Messaging

After certain events, you might want to show "system tray"-type notifications to your user. Monad supports these natively.

Loading the dependency

Inject the moReport service where you need it:

app.service('mySomethingService', ['moReport', function (moReport) {
    // ...
}]);

Adding a message

Call moReport.add to add a message. add takes one to four parameters (in random order).

add does not translate your message for you. You should either also inject gettextCatalog and run it through getString first, or wrap it in an HTML element with the translate directive.

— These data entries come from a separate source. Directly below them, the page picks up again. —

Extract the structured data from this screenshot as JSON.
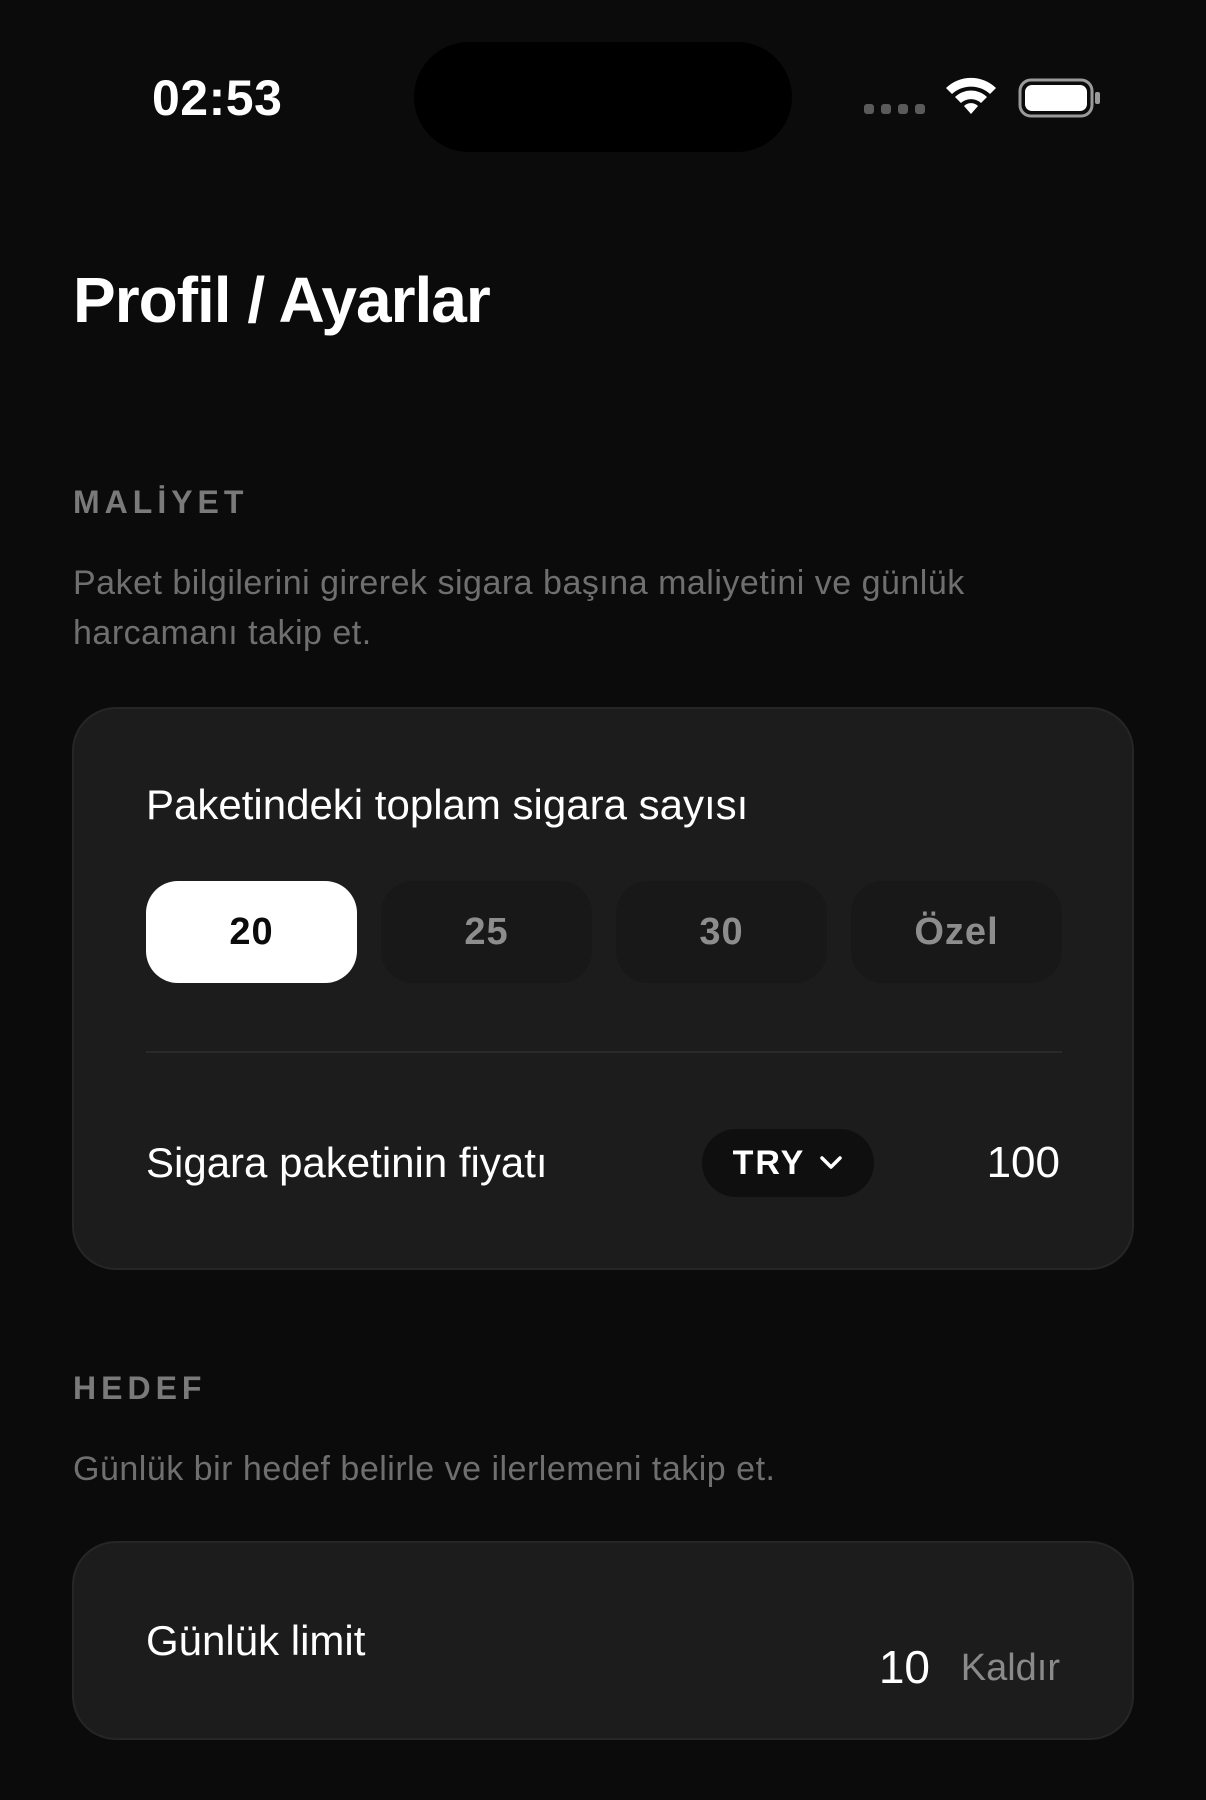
{
  "status_bar": {
    "time": "02:53",
    "wifi_icon": "wifi-icon",
    "battery_icon": "battery-icon"
  },
  "page": {
    "title": "Profil / Ayarlar"
  },
  "cost_section": {
    "heading": "MALİYET",
    "description": "Paket bilgilerini girerek sigara başına maliyetini ve günlük harcamanı takip et.",
    "pack_size_label": "Paketindeki toplam sigara sayısı",
    "pack_size_options": [
      "20",
      "25",
      "30",
      "Özel"
    ],
    "selected_pack_size": "20",
    "price_label": "Sigara paketinin fiyatı",
    "currency": "TRY",
    "price_value": "100"
  },
  "goal_section": {
    "heading": "HEDEF",
    "description": "Günlük bir hedef belirle ve ilerlemeni takip et.",
    "daily_limit_label": "Günlük limit",
    "daily_limit_value": "10",
    "remove_label": "Kaldır"
  },
  "colors": {
    "background": "#0b0b0b",
    "card": "#1c1c1c",
    "muted_text": "#6f6f6f",
    "selected_segment": "#ffffff"
  }
}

If the argument is a number, it is the number of milliseconds after which the message should disappear again. If it's a full-blown Angular promise, the message will disappear when it is resolved.

If the argument is a string, it is either the type of the message (one of the Bootstrap types info, warning etc.) or else the message body.

If these tests fail and the argument is an object, it is the scope and will be available in your message body as msg.data. This allows you to emit dynamic messages, e.g. with an upload progress.

Any other argument is illegal and will throw an exception.

Careful: if argument types appear more than once, the last found will be used.

Full example with all options

let myScope = {counter: 0};
moReport.add(
    'We are now here: {{ msg.data.counter }}',
    // Add an interval every second, which runs 10 times:
    $interval(function () { myScope.counter++; }, 1000, 10),
    // Custom type:
    'success',
    // Scope:
    myScope
);

Return value

Adding a message returns the promise used to remove the message, so you can do further processing (e.g. error handling using then's second callback parameter) on it.

Handling failure

Should your promise fail, it's up to you to handle that gracefully. You should use the second callback in your promise to do something, likely add another message indicating failure:

moReport.add(
    'Some operation',
    myPromise(null, function () { moReport.add('We failed', undefined, 'warning'); });
);

You can also use add's return value, which is that promise:

moReport.add('Some operation', myPromise).then(null, function () { /* handle failure */ });

Shorthand methods

The moReport service offers shorthand methods too. These work the same as the add method, except that the type parameter is implied and can thus be omitted:

moReport['default'](body, promise, scope)
moReport.primary(body, promise, scope)
moReport.success(body, promise, scope)
moReport.info(body, promise, scope)
moReport.warning(body, promise, scope)
moReport.danger(body, promise, scope)

Again, the argument order is irrelevant.